26. nov., 2016

Aimer la main ouverte



«Une personne compatissante, voyant un papillon lutter pour se libérer de
son cocon, et voulant l'aider, écarta avec beaucoup de douceur les filaments
pour dégager une ouverture. Le papillon libéré, sortit du cocon et
battit des
ailes mais ne put s'envoler. Ce qu'ignorait cette personne
compatissante, c'est
que c'est seulement au travers du combat pour la naissance que les ailes
peuvent devenir suffisamment fortes pour l'envol. Sa Vie raccourcie, il
la passa
à terre. Jamais il ne connut la liberté, jamais il ne vécut réellement.»
Apprendre à aimer la main ouverte est une toute autre démarche.
C'est un apprentissage qui a cheminé progressivement en moi, façonné dans
les feux de la souffrance et les eaux de la patience. J'apprends que je dois
laisser libre quelqu'un que j'aime, parce que si je m'agrippe, si je
m'attache, si
j'essaie de contrôler, je perds ce que je tente de garder.

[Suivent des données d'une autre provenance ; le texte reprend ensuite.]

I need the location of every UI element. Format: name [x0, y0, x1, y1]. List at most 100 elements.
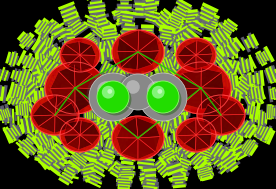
Circle shape [124, 78, 149, 103]
Polygon shape [75, 88, 91, 113]
Polygon shape [174, 88, 201, 104]
Polygon shape [80, 124, 100, 135]
Polygon shape [202, 105, 221, 116]
Polygon shape [183, 88, 202, 109]
Polygon shape [201, 68, 222, 88]
Circle shape [122, 76, 151, 105]
Circle shape [108, 92, 117, 101]
Circle shape [92, 76, 130, 114]
Polygon shape [75, 65, 92, 88]
Polygon shape [177, 55, 196, 65]
Polygon shape [57, 88, 75, 113]
Polygon shape [196, 119, 209, 135]
Circle shape [107, 89, 112, 94]
Polygon shape [138, 51, 159, 65]
Polygon shape [80, 55, 93, 71]
Polygon shape [67, 135, 80, 150]
Polygon shape [121, 52, 138, 70]
Polygon shape [67, 121, 81, 135]
Polygon shape [55, 115, 78, 127]
Polygon shape [138, 137, 160, 152]
Circle shape [155, 89, 169, 104]
Circle shape [157, 89, 162, 94]
Circle shape [126, 80, 140, 94]
Polygon shape [55, 95, 71, 115]
Polygon shape [59, 65, 75, 88]
Circle shape [118, 72, 154, 108]
Polygon shape [79, 135, 92, 150]
Circle shape [152, 86, 164, 99]
Polygon shape [196, 44, 213, 55]
Polygon shape [51, 71, 75, 88]
Circle shape [142, 76, 180, 114]
Ellipse shape [112, 116, 164, 160]
Circle shape [120, 74, 156, 110]
Circle shape [87, 71, 135, 119]
Polygon shape [80, 55, 96, 67]
Circle shape [128, 82, 146, 100]
Polygon shape [41, 95, 57, 115]
Circle shape [105, 89, 120, 104]
Circle shape [99, 83, 131, 115]
Ellipse shape [112, 30, 164, 74]
Polygon shape [119, 30, 139, 52]
Polygon shape [205, 115, 221, 134]
Polygon shape [185, 119, 196, 135]
Circle shape [149, 83, 181, 115]
Polygon shape [221, 114, 245, 129]
Polygon shape [117, 38, 138, 52]
Polygon shape [61, 55, 80, 66]
Ellipse shape [176, 118, 216, 152]
Ellipse shape [31, 95, 79, 135]
Circle shape [150, 84, 174, 108]
Polygon shape [55, 115, 72, 133]
Polygon shape [117, 51, 138, 67]
Circle shape [139, 73, 182, 116]
Polygon shape [65, 42, 80, 55]
Polygon shape [136, 117, 156, 138]
Polygon shape [137, 52, 152, 70]
Polygon shape [32, 105, 55, 116]
Polygon shape [182, 68, 201, 88]
Polygon shape [80, 121, 94, 135]
Ellipse shape [60, 38, 100, 72]
Polygon shape [32, 115, 55, 127]
Polygon shape [208, 97, 221, 115]
Polygon shape [196, 134, 212, 147]
Polygon shape [80, 45, 96, 55]
Circle shape [158, 92, 167, 101]
Polygon shape [196, 41, 209, 55]
Circle shape [132, 86, 143, 97]
Polygon shape [116, 125, 138, 138]
Circle shape [160, 94, 165, 99]
Circle shape [89, 73, 137, 121]
Polygon shape [122, 117, 138, 138]
Circle shape [147, 81, 176, 110]
Circle shape [147, 81, 165, 99]
Circle shape [130, 84, 144, 98]
Polygon shape [64, 135, 80, 145]
Polygon shape [201, 88, 224, 107]
Polygon shape [121, 138, 138, 159]
Polygon shape [64, 123, 80, 135]
Circle shape [97, 81, 129, 113]
Polygon shape [116, 138, 138, 153]
Circle shape [94, 78, 128, 112]
Polygon shape [138, 125, 160, 138]
Ellipse shape [60, 118, 100, 152]
Polygon shape [185, 41, 197, 55]
Circle shape [102, 86, 115, 99]
Circle shape [100, 84, 124, 108]
Ellipse shape [176, 38, 216, 72]
Polygon shape [80, 135, 100, 145]
Polygon shape [79, 42, 92, 55]
Polygon shape [138, 138, 155, 159]
Polygon shape [201, 88, 221, 109]
Polygon shape [177, 46, 196, 56]
Polygon shape [196, 54, 213, 65]
Circle shape [136, 90, 140, 94]
Circle shape [89, 73, 132, 116]
Circle shape [126, 80, 148, 102]
Polygon shape [61, 44, 80, 55]
Polygon shape [221, 102, 245, 115]
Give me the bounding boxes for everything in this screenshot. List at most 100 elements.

Si j'essaie de changer quelqu'un que j'aime, parce que je sens que je sais
comment cette personne devrait être, je lui vole un droit précieux, le droit
d'être responsable de sa propre vie, de ses propres choix, de sa propre
façon de
vivre.
Chaque fois que j'impose mon desir ou ma volonté, ou que j'essaie d'exercer
un pouvoir sur une autre personne, je la dépossède de la pleine
réalisation de
sa croissance et de sa maturation. Je la brime et la contrecarre par mon
acte de
possession, même si mes intentions sont les meilleures.
Je peux brimer et blesser en agissant avec la plus grande bonté, pour
protéger quelqu'un. Et une protection et une sollicitude excessives peuvent
signifier à une autre personne plus éloquemment que des mots : Tu es
incapable de t'occuper de toi-même, je dois m'occuper de toi parce que tu
m'appartiens. Je suis responsable de toi.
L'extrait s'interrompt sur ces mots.